Marc CourouxPhoto by: Juliana Pivato

Marc Couroux

Marc Couroux is an interdisciplinary artist whose work is rooted in his experiences as a contemporary music pianist. Acclaimed as “the Glenn Gould of contemporary music” (Musicworks), he won the OPUS Award of the Conseil Québécois de la Musique in 1998 for his work in disseminating Canadian piano music around the world (Amsterdam, Brussels, Cologne, Frankfurt, Glasgow, Ludwigsburg, Paris). He is co-founder, with Michael Oesterle, of Ensemble KORE, which has been producing concerts in Montreal since 1997 that are dedicated to recreating a living relationship between the composer and the listener.

Professor Couroux’ early piano performance works centred on the reinvention and renewal of the audience-performer dialectic, challenging the received notion of the performer’s physical presence within the socio-political confines of the public event. His pieces include the monumental American Dreaming John Cassavetes (1999) and le contrepoint académique (sic) (2000), a work described as “controversial”, “demented” and “illuminated”, that was featured at the Festival International de Musique Actuelle de Victoriaville.

As a video/sound artist, Professor Couroux is concerned with creating metaphorical spaces for the exploration of socio-political issues. His Rockford – Keep on Rolling superimposes images from the 1970s TV show onto a power grid, reflecting the other Los Angeles, plunged into rolling blackouts during the energy crisis of 2000. Rockford has been presented at a number of international festivals including the Club Transmediale in Berlin

Blowback at Breakfast: a Dr. Kissinger Mystery (2003) for piano and 17 mini-speakers creates a Watergate-era environment centred around wiretapping and surveillance, with Henry Kissinger as main protagonist-pianist, dryly reciting congressional testimony while simultaneously leaking vital secrets to the listener. The large-scale audio-video performance work Watergating (Selected Hearings), presented at the 2006 Vasistas festival in Montreal, investigates concepts of hearing and listening through the lens of the 1973-4 Watergate scandal in the US.

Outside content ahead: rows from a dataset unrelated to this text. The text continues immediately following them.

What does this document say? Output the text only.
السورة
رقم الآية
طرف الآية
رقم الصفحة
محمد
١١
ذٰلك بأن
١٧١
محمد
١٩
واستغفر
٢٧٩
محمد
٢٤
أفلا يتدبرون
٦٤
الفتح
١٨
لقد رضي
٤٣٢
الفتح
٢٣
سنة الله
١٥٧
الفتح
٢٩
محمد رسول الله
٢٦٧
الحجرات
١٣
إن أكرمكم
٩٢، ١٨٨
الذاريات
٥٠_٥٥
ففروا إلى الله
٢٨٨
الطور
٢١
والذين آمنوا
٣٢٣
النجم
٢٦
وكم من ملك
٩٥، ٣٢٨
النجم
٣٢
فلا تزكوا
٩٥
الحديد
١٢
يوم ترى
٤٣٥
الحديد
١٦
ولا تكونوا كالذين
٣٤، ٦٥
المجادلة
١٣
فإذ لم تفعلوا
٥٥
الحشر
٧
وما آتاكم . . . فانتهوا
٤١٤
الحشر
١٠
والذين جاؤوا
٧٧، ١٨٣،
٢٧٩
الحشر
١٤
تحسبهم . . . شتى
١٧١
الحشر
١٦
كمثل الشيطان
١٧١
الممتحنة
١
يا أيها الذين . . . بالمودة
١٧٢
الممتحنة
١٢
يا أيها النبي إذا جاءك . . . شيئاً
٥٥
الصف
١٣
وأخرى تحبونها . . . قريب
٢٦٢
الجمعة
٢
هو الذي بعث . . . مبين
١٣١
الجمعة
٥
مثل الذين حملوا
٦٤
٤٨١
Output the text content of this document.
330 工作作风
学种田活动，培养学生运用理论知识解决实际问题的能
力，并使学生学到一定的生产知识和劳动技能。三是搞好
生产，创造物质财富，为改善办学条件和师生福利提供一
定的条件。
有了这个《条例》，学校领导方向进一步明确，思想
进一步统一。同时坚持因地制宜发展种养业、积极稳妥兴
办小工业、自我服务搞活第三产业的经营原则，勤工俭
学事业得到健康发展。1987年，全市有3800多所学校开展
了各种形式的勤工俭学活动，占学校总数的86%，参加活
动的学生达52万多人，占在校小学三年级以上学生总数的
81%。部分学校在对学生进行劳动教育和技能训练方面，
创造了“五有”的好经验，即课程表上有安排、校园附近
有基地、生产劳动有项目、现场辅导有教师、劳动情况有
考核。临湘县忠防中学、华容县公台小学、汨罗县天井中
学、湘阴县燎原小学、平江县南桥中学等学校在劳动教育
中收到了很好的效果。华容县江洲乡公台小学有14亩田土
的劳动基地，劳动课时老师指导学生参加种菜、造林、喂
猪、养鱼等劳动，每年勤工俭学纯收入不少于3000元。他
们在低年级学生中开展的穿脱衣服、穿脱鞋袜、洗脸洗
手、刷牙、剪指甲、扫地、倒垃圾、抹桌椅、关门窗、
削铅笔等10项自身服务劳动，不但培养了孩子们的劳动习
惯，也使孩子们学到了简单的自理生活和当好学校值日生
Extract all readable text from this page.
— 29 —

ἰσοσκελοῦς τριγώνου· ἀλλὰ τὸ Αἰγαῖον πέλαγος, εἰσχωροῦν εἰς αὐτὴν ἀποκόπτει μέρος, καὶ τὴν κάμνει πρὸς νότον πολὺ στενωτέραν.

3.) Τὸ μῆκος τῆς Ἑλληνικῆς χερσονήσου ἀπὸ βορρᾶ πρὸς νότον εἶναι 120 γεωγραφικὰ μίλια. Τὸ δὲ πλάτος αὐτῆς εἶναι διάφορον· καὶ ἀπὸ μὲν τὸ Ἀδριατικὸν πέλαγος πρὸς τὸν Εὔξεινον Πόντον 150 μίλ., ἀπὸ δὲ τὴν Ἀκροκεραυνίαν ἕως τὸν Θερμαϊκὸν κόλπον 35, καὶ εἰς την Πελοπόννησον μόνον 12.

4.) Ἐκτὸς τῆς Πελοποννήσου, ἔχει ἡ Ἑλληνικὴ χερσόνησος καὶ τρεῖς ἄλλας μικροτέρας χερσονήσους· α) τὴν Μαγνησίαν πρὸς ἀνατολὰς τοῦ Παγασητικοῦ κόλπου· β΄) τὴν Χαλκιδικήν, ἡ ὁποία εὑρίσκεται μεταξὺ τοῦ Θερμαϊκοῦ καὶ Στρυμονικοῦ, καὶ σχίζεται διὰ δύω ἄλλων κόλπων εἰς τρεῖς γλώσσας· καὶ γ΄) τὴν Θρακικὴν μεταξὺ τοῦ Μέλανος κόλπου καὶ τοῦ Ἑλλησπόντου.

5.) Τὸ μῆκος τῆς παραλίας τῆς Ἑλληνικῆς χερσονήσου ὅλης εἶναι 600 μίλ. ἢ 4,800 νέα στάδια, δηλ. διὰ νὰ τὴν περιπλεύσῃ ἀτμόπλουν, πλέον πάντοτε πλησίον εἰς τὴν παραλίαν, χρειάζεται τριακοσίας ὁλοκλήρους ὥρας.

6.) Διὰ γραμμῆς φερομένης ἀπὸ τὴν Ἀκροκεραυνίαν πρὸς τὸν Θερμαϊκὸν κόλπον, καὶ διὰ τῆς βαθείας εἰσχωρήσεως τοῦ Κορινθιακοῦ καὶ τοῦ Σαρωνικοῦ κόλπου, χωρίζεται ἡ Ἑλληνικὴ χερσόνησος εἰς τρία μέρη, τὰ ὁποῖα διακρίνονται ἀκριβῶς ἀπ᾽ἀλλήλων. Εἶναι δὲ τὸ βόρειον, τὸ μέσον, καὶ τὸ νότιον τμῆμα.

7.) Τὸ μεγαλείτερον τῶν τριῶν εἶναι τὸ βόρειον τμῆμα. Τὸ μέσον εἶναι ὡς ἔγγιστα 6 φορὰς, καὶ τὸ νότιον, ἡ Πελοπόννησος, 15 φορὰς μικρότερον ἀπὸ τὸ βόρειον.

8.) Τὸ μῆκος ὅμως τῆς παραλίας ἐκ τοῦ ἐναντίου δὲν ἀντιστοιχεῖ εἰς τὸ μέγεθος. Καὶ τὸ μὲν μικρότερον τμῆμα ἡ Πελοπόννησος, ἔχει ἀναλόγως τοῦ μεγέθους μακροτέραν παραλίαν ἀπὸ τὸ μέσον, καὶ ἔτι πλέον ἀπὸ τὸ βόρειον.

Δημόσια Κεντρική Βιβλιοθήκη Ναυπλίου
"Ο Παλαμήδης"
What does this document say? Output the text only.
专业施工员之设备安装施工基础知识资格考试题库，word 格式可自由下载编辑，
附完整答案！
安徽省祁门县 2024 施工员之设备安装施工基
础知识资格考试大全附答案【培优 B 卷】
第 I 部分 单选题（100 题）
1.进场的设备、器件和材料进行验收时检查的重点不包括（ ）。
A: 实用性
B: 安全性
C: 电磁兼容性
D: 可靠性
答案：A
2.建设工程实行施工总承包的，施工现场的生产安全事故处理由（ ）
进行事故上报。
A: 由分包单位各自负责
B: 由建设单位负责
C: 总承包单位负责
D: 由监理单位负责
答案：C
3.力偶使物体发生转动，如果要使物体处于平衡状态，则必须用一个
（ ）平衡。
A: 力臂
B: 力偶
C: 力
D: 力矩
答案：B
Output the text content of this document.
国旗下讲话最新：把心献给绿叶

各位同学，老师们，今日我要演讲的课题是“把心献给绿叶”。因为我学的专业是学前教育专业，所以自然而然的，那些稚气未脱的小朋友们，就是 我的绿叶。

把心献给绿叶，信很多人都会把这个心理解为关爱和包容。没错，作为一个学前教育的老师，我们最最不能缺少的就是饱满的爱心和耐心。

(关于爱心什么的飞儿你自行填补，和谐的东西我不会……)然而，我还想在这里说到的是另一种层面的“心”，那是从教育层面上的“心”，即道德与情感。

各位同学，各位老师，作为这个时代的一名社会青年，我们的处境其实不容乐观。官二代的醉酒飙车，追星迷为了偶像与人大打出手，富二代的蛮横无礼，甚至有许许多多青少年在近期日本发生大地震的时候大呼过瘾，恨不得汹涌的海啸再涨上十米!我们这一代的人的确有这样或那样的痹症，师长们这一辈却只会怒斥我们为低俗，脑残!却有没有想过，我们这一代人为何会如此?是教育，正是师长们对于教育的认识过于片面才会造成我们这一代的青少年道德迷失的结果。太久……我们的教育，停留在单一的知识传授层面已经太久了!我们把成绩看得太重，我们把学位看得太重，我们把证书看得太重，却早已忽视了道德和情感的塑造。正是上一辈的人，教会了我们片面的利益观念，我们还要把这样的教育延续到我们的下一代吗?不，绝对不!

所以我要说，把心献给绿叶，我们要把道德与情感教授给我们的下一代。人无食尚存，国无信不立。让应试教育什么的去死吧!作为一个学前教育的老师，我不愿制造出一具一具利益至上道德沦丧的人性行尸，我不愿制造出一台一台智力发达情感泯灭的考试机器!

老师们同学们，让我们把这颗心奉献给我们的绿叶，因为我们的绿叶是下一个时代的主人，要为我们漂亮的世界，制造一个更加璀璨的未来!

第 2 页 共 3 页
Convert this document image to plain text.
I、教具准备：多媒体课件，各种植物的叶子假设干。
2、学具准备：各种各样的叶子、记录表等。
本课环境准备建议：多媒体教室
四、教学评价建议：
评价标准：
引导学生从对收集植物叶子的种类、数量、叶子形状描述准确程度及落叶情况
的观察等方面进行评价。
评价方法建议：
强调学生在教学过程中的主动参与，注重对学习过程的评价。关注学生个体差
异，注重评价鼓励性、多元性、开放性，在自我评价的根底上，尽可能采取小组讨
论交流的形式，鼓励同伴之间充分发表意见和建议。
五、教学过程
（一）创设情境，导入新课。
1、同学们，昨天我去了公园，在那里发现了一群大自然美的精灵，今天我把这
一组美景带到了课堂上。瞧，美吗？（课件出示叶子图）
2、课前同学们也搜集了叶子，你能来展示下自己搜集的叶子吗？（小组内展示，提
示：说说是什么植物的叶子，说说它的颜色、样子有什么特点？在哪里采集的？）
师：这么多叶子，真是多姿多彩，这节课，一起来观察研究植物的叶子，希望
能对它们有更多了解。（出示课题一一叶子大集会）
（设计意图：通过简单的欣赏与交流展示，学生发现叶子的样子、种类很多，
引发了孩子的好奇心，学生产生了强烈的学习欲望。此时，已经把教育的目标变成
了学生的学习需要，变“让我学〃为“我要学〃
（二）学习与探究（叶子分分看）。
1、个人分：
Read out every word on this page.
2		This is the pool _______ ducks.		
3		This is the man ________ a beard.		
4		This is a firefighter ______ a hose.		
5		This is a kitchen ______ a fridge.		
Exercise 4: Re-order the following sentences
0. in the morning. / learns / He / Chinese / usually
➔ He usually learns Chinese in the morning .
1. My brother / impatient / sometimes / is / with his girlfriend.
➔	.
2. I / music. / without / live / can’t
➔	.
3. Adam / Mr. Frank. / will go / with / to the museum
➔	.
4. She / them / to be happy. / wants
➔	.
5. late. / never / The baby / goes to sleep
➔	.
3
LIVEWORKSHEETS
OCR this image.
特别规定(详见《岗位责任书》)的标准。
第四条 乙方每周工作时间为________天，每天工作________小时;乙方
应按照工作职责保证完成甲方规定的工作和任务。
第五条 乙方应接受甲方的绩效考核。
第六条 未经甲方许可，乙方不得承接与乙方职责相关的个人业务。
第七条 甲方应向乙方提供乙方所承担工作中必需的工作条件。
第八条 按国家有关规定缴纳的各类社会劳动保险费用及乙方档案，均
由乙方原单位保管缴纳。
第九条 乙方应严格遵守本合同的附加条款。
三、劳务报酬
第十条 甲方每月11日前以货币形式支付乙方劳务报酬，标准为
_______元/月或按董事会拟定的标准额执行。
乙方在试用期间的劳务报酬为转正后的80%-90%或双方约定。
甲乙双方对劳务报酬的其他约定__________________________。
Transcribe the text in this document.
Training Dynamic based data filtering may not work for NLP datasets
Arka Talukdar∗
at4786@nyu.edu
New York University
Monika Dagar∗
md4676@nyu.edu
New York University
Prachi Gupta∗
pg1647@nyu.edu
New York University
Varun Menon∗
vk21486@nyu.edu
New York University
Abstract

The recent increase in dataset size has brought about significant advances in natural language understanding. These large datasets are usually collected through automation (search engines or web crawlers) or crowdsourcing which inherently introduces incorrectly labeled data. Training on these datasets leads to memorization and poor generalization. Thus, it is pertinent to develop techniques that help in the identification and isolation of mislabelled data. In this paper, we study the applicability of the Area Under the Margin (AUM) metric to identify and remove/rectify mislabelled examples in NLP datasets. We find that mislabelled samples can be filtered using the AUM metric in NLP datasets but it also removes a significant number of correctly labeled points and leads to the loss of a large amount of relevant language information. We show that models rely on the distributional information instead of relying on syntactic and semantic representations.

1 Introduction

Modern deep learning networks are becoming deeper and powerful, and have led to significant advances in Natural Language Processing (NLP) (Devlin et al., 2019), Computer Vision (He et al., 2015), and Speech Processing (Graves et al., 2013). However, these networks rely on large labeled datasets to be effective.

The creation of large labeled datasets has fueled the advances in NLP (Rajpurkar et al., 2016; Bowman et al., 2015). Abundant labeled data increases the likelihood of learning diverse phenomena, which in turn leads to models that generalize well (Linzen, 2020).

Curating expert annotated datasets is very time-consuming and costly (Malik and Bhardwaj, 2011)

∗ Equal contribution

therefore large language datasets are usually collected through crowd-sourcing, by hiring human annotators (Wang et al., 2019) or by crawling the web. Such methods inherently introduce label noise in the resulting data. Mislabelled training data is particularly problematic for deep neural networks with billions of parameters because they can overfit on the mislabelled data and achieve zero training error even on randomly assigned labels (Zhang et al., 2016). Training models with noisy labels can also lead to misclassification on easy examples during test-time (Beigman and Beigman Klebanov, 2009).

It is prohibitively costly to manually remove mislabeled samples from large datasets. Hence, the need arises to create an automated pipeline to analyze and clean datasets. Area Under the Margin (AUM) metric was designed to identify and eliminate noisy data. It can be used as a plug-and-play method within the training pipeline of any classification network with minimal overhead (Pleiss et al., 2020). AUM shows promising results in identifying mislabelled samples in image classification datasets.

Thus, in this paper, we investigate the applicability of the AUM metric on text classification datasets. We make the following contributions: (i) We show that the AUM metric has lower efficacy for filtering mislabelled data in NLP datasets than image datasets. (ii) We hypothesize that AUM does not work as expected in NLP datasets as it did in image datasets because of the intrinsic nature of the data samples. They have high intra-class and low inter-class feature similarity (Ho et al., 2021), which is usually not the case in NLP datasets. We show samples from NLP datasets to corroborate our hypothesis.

In 2007, Marc Couroux launched two offshoots of Watergating. Carpenters et al, Downey Lyrical Holdings, a Real-Time System as of March 29, 2007, a piece concerned with exploring, through non-technological means, concepts emanating from and associated with technology, was performed by neither/nor in Toronto. The Fetishization of Music and the Regression in Listening, presented in Edmonton as part of Latitude 53’s Visualeyez festival of interdisciplinary art, was a performance intervention designed to operate a form of Situationist détournement on the muzak environment.

Professor Couroux is developing a six-hour audio-video installation titled 68/70 (blindspots) (truth 24 times per second). Several sections of the work were screened in 2009 at CounterPULSE in San Francisco, in an event organized by the interdisciplinary organization NexMap.

Professor Couroux has been artist-in-residence at Princeton University and visiting professor at the University of Alberta and Dartington College of Arts, UK, and has lectured on music and video art at McGill and Concordia Universities, Montreal; Stony Brook and the Eastman School of Music, NY; York University, UK; and the Royal Conservatory of The Hague in the Netherlands. He joined York University’s Faculty of Fine Arts in 2006.